“Sempre
penso no pior. Agora mesmo estou calculando quanto demoraria para sair correndo
do carro e chegar até Nina, se ela corresse de repente para a piscina e se
atirasse. A isso dou o nome de ‘distância de resgate’, que é como chamo a
distância variável que me separa de minha filha, e passo a metade do dia
fazendo esse cálculo, embora sempre arrisque mais do que deveria.”
Duas
pessoas conversam. No início, não sabemos quem são, só que uma delas está para
morrer, e a outra instiga a doente a continuar falando, relembrando o que
aconteceu. Há urgência no relato. Amanda,
a enferma, quer saber da filha de 4 anos, Nina.
David, seu interlocutor, está
impaciente, só repete várias vezes ‘isso não é importante’ e ‘precisamos saber
o ponto exato’. Alternando entre o tempo presente, em que essa conversa se
desenrola, e acontecimentos de alguns dias antes, a narrativa nos dá peças para
que possamos tentar reconstruir a história na ordem cronológica. Ao fim da
leitura, foi possível estabelecer a linha do tempo, mas saber o que de fato
aconteceu... isso já são outros quinhentos, dando margem a várias teorias e
interpretações.
‘Distância de resgate’ é um livro
curto, de 144 páginas que nos apresentam uma narrativa sem capítulos. Impelida
pelo senso de urgência dos personagens e pela curiosidade, devorei cada linha
com avidez, tensa, em menos de duas horas. Ao final, fiquei satisfeita por ter
conseguido organizar os eventos de forma linear, mas extremamente incomodada
com os mistérios que persistiam, perturbada com as imagens insólitas que
pareciam saídas de um filme de terror, angustiada só de imaginar possíveis
explicações para os fatos.
Como
o interessante do livro é mergulhar na confusão mental de Amanda, não posso
falar muito da trama. Só que se passa numa área rural da Argentina e que
envolve acontecimentos estranhos, que podem estar relacionados com efeitos de
pesticidas na água, mas que também têm características sobrenaturais. Realidade
e imaginação se misturam, e diferenciá-las nem é o mais importante.
Além
disso, há também uma discussão sobre a tal ‘distância de resgate’ do título,
que é o constante estado de alerta das mães com relação aos seus filhos. Essa
distância é medida por um fio invisível, que se estica e encolhe, dependendo
das situações e do nível de perigo apresentado. O aperto na boca do estômago,
numa alusão clara ao cordão umbilical que representa a ligação eterna e
invisível entre mães e filhos, é sinal evidente de que a prole está sendo
ameaçada. E a culpa materna que surge quando não se presta atenção a esses
indícios, mesmo que, de fato, não haja nada que possa ser feito para evitar o
pior.
Primeiro
romance da escritora argentina Samanta Schweblin, ‘Distância de Resgate’ é um suspense
incrível que aterroriza sem apelar para demônios e seres malévolos, usando um
cenário corriqueiro com contornos bem reais para explorar a fantasia. Não por
acaso, a autora vem sendo considerada herdeira do realismo fantástico
latino-americano. Um título e tanto, não?
Só
sei que fiquei pensando na história durante vários dias. Elaborei teorias.

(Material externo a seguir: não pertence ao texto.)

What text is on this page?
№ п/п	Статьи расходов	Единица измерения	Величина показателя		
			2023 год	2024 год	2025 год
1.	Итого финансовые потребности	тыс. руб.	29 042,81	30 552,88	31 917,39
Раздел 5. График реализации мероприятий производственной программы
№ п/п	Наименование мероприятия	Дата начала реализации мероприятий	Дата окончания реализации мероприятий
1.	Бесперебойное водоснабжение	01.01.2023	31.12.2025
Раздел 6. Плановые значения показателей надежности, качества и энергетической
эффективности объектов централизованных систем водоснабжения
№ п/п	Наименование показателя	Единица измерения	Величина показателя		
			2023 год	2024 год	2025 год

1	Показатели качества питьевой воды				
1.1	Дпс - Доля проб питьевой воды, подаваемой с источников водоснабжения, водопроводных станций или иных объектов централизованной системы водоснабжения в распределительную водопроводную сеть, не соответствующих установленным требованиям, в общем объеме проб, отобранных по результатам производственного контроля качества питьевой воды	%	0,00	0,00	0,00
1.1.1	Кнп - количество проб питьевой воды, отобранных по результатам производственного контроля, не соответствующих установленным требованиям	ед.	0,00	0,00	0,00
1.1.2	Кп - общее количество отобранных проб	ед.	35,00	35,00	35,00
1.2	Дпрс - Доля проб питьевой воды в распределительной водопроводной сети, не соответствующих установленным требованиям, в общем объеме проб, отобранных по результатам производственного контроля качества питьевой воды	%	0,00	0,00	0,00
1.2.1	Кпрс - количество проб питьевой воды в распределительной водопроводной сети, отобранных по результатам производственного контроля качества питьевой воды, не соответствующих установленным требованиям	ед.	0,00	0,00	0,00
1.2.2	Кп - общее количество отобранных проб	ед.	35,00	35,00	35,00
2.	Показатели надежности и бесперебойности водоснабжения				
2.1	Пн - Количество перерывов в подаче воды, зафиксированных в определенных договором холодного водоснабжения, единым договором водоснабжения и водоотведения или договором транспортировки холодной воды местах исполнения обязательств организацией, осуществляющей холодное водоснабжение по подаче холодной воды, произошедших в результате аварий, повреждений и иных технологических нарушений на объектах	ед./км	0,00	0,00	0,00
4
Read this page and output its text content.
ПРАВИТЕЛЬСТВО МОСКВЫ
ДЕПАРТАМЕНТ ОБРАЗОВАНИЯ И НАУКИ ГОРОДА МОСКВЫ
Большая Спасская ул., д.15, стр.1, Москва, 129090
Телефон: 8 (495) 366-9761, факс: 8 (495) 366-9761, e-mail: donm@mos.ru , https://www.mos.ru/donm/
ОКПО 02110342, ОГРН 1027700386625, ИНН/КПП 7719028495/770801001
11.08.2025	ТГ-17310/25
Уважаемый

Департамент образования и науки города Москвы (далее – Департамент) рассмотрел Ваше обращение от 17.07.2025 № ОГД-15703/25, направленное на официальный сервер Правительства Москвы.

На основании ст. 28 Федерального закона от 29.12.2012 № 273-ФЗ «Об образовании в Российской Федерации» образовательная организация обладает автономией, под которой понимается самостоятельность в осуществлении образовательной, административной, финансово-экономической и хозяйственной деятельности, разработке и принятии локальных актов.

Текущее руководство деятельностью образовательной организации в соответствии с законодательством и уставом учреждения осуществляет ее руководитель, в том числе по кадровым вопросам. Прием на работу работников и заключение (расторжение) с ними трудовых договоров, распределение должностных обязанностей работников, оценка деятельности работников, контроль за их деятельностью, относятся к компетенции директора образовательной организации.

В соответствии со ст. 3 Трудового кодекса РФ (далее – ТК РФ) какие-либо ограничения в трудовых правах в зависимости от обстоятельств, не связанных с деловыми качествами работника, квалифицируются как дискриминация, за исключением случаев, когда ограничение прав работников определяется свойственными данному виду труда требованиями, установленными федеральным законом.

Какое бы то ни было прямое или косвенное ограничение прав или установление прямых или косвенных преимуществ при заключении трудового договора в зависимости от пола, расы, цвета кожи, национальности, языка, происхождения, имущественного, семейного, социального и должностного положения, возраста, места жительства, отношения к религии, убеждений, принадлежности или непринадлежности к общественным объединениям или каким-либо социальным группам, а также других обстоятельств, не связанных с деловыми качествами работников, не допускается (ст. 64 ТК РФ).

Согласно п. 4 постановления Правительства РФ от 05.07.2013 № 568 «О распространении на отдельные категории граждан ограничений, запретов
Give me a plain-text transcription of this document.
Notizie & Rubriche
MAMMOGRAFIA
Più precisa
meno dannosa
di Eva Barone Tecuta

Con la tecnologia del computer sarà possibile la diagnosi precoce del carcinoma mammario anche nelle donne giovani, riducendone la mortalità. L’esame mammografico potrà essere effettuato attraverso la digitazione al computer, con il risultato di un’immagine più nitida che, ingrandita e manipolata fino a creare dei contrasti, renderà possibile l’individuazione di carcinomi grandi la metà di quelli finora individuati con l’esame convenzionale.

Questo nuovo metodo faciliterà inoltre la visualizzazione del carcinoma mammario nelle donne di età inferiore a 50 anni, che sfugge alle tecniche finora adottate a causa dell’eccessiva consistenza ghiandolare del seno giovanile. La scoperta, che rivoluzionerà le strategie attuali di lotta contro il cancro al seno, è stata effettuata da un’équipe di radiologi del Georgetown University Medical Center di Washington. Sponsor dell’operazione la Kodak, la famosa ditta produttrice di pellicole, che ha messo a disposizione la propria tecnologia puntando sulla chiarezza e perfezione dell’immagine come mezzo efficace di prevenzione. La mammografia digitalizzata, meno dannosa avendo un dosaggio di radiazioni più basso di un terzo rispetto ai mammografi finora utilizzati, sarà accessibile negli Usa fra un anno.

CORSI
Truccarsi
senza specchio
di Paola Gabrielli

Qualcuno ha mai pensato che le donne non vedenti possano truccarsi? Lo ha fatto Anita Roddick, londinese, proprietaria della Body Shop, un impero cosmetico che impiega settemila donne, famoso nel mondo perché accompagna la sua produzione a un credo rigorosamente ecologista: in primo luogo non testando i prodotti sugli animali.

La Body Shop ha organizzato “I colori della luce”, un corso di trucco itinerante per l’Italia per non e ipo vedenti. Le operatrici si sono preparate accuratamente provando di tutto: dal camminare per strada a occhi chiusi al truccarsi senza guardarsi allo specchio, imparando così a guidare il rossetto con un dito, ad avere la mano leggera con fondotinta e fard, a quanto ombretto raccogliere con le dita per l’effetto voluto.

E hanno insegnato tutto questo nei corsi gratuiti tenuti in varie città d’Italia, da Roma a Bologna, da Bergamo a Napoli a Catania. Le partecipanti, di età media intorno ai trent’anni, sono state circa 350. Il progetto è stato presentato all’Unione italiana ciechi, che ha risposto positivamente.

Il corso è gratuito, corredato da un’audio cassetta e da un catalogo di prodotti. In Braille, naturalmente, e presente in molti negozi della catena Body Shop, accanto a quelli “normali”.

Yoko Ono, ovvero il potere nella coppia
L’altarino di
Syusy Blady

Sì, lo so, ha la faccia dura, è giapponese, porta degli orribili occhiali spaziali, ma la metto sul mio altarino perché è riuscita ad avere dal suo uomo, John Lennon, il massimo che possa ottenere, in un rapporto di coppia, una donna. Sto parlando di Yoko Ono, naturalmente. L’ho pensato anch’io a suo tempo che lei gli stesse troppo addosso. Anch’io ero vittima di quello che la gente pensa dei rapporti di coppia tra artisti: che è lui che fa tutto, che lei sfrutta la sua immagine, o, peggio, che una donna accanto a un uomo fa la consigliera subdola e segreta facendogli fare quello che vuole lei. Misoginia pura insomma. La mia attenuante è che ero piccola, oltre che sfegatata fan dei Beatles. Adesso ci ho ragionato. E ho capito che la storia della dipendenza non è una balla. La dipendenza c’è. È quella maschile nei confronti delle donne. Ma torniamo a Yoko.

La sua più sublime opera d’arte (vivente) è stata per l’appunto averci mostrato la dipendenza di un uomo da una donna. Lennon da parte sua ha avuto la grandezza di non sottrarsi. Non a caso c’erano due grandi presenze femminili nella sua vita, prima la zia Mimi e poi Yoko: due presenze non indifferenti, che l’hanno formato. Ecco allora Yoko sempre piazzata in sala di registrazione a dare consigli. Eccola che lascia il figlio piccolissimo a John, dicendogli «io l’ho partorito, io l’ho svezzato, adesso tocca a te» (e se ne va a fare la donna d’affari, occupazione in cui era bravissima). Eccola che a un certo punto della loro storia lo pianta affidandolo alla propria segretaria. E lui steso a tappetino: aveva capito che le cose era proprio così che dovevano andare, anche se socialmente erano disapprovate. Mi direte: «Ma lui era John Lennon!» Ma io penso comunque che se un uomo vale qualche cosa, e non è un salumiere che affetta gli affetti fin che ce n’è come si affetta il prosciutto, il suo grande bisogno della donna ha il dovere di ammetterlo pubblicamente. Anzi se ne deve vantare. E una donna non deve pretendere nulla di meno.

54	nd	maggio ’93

Discuti possibilidades com uma amiga. Reli o livro em busca de explicações
alternativas e de algo que me desse uma luz sobre como escrever uma resenha que
despertasse no leitor a vontade de adentrar o mundo peculiar de Amanda e David
sem revelar demais da trama. Não sei se atingi o objetivo, mas reitero que foi
uma ótima experiência e que, quem tiver a chance de ler essa história, leia. E
venha discutir suas interpretações comigo!
Nota:
4/5
Este post faz parte do Desafio Volta ao Mundo em 80 Livros: [Argentina]. Para ver a apresentação do projeto e a lista de títulos/resenhas, clique AQUI ou no banner na coluna à direita.
2 comentários:
Mih, você conseguiu depertar meu interesse com uma resenha que revela somente insuficiente para me instigar! Quero ler!!! (herdeira do realismo fantástico do colombiano Gabo? Hummmmm)
Sammy,
Se consegui despertar seu interesse, atingi meu objetivo. Vou fazer mini-LV dele e sua casa está no itinerário, viu?